M. Claude Jeannerot. La philosophie de ce texte est également fort simple : un pays « moderne » serait un pays où la consommation doit être élevée au rang de loisir et où le bon vouloir de la clientèle se mue en objectif d’intérêt général. Dans cette optique, le dimanche est présenté comme une survivance surannée de vielles obligations religieuses ; l’abolition du dimanche chômé serait donc une marque de « modernité »…
Ce qui est en question, ce n’est pas seulement l’intérêt des salariés : c’est aussi toute notre vie collective et sociale, qui, soyez-en sûrs, chers collègues de la majorité – et je suis prêt à prendre date avec vous –, se trouvera ébranlée.
Le repos dominical est, dans notre droit, érigé en principe d’ordre public. Le législateur a choisi de sacraliser un jour voué au repos individuel et collectif, à la famille, aux amis, un jour qui échappe à l’échange marchand, à l’emprise de l’activité commerciale. De ce point de vue, il exerce, monsieur le ministre, une fonction symbolique essentielle, ainsi qu’une fonction sociale éminente, que chacun s’accorde du reste à reconnaître, tant l’enjeu dépasse a priori les clivages politiques habituels, comme nous avons encore pu le vérifier cet après-midi.
Par ce texte, vous fragilisez tout notre édifice social, vous jouez les apprentis sorciers ! (Exclamations sur les travées de l’UMP.)
Mme Marie-Hélène Des Esgaulx. Que d’exagération !
M. Claude Jeannerot. Quelles conséquences aura votre réforme sur la vie familiale, la vie associative, les pratiques culturelles ?
M. Alain Gournac. Et sur les hommes politiques ?
M. Dominique Braye. C’est la fin du monde ! (Sourires sur les mêmes travées.)
M. Claude Jeannerot.

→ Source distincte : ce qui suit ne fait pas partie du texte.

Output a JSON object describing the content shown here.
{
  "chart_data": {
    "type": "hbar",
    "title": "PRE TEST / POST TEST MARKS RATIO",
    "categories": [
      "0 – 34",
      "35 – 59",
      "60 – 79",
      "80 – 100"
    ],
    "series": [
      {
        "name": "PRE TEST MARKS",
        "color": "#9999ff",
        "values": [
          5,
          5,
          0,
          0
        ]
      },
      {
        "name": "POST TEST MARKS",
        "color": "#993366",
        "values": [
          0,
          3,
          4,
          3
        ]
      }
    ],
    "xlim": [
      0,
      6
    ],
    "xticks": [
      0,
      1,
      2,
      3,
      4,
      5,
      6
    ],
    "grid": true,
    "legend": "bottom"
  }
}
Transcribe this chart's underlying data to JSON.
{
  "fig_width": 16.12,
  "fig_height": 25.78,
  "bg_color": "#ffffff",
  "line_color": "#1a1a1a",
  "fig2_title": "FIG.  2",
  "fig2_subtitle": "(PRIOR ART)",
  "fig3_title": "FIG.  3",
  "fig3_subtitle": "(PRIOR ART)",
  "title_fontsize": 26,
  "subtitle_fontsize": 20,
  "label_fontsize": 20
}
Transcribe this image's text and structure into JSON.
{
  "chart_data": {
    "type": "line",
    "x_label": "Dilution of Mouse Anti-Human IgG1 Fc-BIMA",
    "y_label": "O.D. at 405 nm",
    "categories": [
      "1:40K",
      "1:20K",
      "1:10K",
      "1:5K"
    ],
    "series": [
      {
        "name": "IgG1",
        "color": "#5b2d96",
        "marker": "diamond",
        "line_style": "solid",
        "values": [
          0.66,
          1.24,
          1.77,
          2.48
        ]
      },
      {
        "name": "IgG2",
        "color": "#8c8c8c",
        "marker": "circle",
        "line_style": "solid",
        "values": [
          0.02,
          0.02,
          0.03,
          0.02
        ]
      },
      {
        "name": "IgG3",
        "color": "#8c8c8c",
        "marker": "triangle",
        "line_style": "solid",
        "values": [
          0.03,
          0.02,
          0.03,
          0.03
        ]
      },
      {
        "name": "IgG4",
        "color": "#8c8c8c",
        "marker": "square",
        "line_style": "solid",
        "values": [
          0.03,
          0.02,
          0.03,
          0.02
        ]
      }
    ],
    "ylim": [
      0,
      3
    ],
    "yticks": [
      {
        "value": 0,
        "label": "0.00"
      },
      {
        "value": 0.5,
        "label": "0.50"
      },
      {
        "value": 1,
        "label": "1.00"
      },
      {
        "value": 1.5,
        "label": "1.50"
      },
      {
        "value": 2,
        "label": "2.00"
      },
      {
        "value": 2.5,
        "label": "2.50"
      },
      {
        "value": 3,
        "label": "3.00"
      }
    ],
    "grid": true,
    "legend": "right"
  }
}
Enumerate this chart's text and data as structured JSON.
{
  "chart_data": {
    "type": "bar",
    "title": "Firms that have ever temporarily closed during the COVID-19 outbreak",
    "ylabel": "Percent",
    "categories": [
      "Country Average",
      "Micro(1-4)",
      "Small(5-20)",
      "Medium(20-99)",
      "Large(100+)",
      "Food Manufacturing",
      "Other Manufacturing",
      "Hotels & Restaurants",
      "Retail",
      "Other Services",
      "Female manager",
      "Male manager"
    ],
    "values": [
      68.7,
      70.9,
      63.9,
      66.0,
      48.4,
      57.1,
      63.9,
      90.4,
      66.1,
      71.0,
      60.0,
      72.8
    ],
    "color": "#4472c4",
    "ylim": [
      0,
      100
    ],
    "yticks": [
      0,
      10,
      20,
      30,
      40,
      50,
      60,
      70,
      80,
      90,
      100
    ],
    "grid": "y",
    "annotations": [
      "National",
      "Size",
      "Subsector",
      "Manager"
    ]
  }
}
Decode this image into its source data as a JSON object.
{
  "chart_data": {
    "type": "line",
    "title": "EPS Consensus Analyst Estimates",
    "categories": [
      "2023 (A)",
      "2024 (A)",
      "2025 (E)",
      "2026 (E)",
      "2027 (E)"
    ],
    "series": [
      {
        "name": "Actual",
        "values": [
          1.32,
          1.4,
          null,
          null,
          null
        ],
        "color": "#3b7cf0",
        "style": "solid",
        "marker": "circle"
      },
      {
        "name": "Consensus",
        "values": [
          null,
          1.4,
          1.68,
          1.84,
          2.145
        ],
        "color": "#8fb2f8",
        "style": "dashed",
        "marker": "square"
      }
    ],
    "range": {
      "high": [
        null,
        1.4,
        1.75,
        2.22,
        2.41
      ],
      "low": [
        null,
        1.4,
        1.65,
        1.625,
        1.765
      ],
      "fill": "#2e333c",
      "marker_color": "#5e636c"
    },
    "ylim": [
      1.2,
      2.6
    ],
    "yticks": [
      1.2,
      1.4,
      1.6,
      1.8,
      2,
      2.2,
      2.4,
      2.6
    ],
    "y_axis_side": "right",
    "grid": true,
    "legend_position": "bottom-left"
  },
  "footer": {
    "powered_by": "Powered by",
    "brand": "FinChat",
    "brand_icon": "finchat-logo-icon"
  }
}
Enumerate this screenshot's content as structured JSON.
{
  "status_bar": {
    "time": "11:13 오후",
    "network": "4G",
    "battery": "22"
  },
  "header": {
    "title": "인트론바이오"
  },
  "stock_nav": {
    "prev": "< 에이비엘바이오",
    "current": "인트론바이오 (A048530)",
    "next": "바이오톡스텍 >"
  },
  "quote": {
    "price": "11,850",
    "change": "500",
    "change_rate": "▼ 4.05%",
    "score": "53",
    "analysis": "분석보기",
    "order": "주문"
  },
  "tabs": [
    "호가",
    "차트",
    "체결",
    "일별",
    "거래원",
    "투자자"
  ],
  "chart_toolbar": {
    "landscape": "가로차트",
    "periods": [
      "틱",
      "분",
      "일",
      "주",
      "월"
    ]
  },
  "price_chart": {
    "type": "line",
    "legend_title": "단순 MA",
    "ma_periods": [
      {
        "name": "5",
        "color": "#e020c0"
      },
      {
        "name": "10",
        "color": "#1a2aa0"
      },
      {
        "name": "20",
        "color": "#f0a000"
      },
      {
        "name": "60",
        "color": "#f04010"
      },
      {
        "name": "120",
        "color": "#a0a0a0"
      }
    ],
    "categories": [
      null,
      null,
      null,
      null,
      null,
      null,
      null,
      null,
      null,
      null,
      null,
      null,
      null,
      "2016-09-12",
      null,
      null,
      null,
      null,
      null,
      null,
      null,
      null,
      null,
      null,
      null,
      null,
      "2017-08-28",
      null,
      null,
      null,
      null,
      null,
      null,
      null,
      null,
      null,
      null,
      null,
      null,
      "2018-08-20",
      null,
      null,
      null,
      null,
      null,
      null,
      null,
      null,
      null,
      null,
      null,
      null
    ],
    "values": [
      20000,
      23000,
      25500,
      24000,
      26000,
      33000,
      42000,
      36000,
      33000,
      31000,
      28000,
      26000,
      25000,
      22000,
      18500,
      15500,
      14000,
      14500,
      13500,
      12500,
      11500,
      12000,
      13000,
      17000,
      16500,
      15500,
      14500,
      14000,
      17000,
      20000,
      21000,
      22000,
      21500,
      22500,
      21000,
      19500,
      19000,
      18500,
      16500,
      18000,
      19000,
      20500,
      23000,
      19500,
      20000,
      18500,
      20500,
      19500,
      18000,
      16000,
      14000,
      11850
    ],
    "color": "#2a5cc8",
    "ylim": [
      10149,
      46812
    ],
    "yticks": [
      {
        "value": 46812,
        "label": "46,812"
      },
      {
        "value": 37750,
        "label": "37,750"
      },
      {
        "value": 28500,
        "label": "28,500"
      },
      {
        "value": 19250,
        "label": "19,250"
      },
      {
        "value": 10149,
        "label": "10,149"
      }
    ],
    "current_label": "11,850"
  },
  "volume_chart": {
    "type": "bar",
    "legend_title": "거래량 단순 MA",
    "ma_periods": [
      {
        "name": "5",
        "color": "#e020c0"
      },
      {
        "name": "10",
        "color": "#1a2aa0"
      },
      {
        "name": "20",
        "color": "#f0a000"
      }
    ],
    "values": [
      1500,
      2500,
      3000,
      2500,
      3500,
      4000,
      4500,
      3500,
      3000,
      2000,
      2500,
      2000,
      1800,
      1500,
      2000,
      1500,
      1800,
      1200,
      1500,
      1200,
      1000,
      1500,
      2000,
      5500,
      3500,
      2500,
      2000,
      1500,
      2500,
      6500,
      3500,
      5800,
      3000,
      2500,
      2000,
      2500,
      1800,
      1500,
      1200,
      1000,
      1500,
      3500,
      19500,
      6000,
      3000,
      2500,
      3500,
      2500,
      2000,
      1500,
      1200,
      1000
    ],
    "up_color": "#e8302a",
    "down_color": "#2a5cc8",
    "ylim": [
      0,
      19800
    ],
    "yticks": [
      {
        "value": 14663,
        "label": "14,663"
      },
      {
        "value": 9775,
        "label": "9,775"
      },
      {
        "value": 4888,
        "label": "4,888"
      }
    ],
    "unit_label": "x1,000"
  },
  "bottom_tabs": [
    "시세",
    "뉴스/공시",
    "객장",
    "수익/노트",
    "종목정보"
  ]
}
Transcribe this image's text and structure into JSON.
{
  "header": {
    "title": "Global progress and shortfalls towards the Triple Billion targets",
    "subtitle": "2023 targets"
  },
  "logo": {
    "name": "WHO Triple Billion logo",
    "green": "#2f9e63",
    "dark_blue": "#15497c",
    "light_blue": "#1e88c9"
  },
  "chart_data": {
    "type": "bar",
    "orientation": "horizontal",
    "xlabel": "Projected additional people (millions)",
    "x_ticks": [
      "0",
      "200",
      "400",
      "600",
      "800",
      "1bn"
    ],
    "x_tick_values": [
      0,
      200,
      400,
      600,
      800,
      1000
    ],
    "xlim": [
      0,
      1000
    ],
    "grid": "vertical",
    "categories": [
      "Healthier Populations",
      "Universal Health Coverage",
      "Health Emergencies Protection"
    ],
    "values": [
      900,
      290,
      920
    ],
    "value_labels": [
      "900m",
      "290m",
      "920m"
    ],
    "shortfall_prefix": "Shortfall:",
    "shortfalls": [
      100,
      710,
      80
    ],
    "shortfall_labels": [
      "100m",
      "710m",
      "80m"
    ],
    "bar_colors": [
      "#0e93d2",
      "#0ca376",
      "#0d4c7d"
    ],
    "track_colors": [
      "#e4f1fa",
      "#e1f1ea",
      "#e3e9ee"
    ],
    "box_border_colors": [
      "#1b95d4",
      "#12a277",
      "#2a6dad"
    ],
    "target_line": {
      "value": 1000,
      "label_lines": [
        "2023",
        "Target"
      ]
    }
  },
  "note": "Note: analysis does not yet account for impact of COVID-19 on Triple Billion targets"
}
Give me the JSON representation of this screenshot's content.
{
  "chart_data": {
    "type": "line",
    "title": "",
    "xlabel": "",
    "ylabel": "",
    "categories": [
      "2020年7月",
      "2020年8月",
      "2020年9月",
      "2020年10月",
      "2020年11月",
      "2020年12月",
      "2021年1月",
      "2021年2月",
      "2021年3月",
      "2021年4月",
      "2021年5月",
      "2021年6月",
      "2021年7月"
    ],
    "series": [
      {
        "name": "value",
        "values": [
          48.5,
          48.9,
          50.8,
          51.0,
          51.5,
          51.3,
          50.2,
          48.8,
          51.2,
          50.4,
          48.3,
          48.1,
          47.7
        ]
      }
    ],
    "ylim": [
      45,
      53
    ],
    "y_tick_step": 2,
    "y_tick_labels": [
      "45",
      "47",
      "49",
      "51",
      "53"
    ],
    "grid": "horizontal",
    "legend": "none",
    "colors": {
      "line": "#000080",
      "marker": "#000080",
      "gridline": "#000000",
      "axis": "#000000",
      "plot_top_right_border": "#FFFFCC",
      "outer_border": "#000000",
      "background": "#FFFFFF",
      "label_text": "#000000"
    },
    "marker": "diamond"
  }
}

Quelles conséquences auront, en termes de santé publique, des mesures qui détériorent le tissu social et familial ?
Certes, j’en conviens avec vous, il est difficile de disposer d’éléments de projection précis. (Rires et nouvelles exclamations sur les mêmes travées.) J’observe toutefois qu’aucune forme d’expertise n’a été sollicitée.
M. Dominique Braye. Que ne l’avez-vous fait !
M. Claude Jeannerot. Cependant, un élément devrait troubler le Gouvernement et la majorité, remettre en cause leurs certitudes.
M. Dominique Braye. Certainement pas !
M. Claude Jeannerot. Toutes les organisations représentatives de salariés, qui, par définition, expriment toutes sortes de sensibilité, de la CGT à la CFTC en passant par la CGC, émettent les plus expresses réserves sur ces dispositions.
M. Alain Gournac. Oui, seulement des réserves !
M. Dominique Braye. Et elles ne viennent que de ceux du haut ! Sur le terrain, ils sont tous d’accord pour travailler le dimanche !
M. Daniel Raoul. Braye, arrêtez !
Mme Raymonde Le Texier. Assommez-le !
M. Claude Jeannerot. Entendez-les ! (Hourvari.) En commission, toutes se sont accordées, de façon absolument explicite, sur une position commune : ces mesures sont dangereuses pour le tissu social et familial.
Plus généralement, les Français ont exprimé leur position. Lorsqu’on leur demande s’ils seraient d’accord pour travailler régulièrement le dimanche, 64 % d’entre eux répondent par la négative et seulement 13 % y sont favorables. Toujours selon ce sondage Ipsos, réalisé en novembre dernier, les ouvriers sont défavorables à cette proposition à plus de 65 %, les salariés des professions intermédiaires et les cadres à plus de 67 %.
Parce que ce texte est inefficace économiquement, injuste socialement et dangereux pour notre « vivre ensemble », nous en demandons le retrait. C’est le sens de cette motion tendant à opposer la question préalable. (Applaudissements sur les travées du groupe socialiste et du groupe CRC-SPG, ainsi que sur certaines travées du RDSE.)